Each week, Todd Goodman feeds 40 tons of grain — a specifically formulated diet milled by Purina that looks like powder. Each day, he ships three tractor trailer loads of product throughout the United States. He exports breeding stock, especially to Europe. He implements extensive biosecurity protocols to prevent the introduction of viruses.
“It’s inescapable. We’re part of agriculture,” Goodman said. “We are farmers. We consume farm products and create a harvestable product.”
Goodman jokes he’s “a bug rancher.”
His herd? Crickets, mealworms, waxworms, fruit flies and other fare that serve as live food for reptiles, amphibians and arachnids of the exotic pet industry. Nationwide, Timberline is one of fewer than a dozen businesses which raise live food for that pet industry, according to Goodman.
Goodman’s customers include pet stores, exotic pet breeders and major zoos, including Chicago’s Brookfield Zoo and the St. Louis Zoo. He said he also ships product to every Petco store in the U.S.
His employees harvest nine sizes of crickets, some specific customer requests. Goodman explained, for example, a zoo may need tiny crickets to feed a frog the size of a thumbnail.
Crickets, similar to No. 2 corn, and other insects are sold as a commodity, so Goodman created a value-added product, dubbed vita-bug. “We worked to add vitamins so the crickets (raised) in our world have the same nutrients as the ones in the wild,” he explained.

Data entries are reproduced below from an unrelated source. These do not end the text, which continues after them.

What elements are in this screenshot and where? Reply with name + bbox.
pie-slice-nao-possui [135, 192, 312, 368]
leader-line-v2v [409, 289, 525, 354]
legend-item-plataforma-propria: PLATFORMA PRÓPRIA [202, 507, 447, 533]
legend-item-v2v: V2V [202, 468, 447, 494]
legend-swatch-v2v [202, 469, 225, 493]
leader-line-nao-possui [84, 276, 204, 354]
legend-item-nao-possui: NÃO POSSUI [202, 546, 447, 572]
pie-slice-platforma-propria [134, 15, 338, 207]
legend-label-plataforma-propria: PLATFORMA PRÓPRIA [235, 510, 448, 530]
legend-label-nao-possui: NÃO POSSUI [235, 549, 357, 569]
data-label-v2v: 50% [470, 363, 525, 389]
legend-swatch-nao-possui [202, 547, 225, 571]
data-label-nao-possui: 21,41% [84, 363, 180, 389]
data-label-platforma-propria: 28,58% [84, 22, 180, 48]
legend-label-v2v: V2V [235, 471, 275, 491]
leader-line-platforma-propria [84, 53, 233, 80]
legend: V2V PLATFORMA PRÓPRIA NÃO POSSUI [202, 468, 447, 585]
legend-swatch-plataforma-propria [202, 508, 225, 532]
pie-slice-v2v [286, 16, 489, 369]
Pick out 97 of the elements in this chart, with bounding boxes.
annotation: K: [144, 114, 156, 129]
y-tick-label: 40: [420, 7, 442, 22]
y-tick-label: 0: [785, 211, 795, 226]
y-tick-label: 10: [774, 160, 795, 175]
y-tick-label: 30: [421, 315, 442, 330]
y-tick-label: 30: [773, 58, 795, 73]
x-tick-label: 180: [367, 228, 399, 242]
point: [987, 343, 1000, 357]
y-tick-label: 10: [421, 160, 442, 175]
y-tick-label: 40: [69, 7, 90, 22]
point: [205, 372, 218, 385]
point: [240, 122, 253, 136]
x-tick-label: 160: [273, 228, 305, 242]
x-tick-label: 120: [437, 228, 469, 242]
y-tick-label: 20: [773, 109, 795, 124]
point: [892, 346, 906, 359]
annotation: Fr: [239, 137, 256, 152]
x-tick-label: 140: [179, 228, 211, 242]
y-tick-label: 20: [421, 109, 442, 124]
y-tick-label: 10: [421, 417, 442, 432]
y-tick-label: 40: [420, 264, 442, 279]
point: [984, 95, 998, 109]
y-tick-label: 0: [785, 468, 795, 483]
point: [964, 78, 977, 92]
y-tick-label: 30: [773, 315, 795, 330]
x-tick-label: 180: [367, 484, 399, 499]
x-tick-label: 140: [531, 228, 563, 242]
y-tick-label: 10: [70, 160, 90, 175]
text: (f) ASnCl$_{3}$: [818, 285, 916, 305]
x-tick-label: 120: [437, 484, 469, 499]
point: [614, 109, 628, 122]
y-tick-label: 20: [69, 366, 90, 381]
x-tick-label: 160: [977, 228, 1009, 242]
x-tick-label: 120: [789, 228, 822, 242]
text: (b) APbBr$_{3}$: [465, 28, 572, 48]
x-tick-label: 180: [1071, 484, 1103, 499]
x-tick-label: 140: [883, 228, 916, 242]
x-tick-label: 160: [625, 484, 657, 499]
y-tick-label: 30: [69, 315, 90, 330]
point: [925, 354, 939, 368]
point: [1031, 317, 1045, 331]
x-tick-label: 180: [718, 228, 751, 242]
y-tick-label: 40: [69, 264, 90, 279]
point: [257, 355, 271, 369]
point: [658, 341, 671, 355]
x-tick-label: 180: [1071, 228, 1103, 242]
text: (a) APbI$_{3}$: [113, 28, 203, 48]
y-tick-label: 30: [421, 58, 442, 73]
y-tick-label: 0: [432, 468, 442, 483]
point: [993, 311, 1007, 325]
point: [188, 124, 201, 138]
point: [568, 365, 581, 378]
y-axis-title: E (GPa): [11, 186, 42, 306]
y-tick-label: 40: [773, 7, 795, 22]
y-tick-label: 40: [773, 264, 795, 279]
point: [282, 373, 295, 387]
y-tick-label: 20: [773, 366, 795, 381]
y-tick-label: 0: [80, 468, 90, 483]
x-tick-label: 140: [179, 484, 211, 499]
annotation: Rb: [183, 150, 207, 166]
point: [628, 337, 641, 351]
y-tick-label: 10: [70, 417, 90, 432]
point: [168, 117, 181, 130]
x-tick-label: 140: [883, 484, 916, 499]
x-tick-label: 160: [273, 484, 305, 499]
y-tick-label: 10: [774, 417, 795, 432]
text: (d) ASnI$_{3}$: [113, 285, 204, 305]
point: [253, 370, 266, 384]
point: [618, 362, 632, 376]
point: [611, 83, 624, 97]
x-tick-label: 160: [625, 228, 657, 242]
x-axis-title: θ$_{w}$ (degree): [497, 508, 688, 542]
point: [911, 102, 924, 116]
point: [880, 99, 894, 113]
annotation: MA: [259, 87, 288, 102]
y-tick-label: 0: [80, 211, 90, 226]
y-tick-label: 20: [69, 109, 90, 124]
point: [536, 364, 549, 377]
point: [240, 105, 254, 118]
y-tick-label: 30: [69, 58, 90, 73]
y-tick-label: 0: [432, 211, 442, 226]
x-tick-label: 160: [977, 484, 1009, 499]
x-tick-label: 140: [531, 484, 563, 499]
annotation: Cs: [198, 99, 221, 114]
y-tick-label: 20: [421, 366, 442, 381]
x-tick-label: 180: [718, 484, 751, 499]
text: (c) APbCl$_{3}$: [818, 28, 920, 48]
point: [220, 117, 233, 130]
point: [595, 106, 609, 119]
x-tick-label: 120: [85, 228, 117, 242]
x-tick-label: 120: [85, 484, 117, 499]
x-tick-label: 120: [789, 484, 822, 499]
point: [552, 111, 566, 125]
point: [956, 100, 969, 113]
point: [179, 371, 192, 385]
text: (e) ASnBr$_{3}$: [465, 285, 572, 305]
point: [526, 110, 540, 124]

Timberline works with local farmers who take loads of the cricket waste. The company disposes of about 30 tons of waste weekly.
Tom Crawford, who raises cattle in Charleston, Mo., said the cricket waste, which is dry and fine, tested 17 percent protein in a feed analysis, but contains no fat. Crawford feeds 100 cow-calf pairs and 100 yearlings, and picks up a load from Timberline about once a week.
Williamson County farmer Alvin Beasley of Crab Orchard uses the cricket waste as nitrogen fertilizer on his fields. Beasley also delivers the product as fertilizer to another local farmer.
Timberline’s exotic pet food business grew out of a pay-fishing lake venture started by Goodman’s father, Ray, in 1973. After the elder Goodman had difficulty obtaining bait, he started supplying his own bait and then expanded to supply bait to other fishing businesses.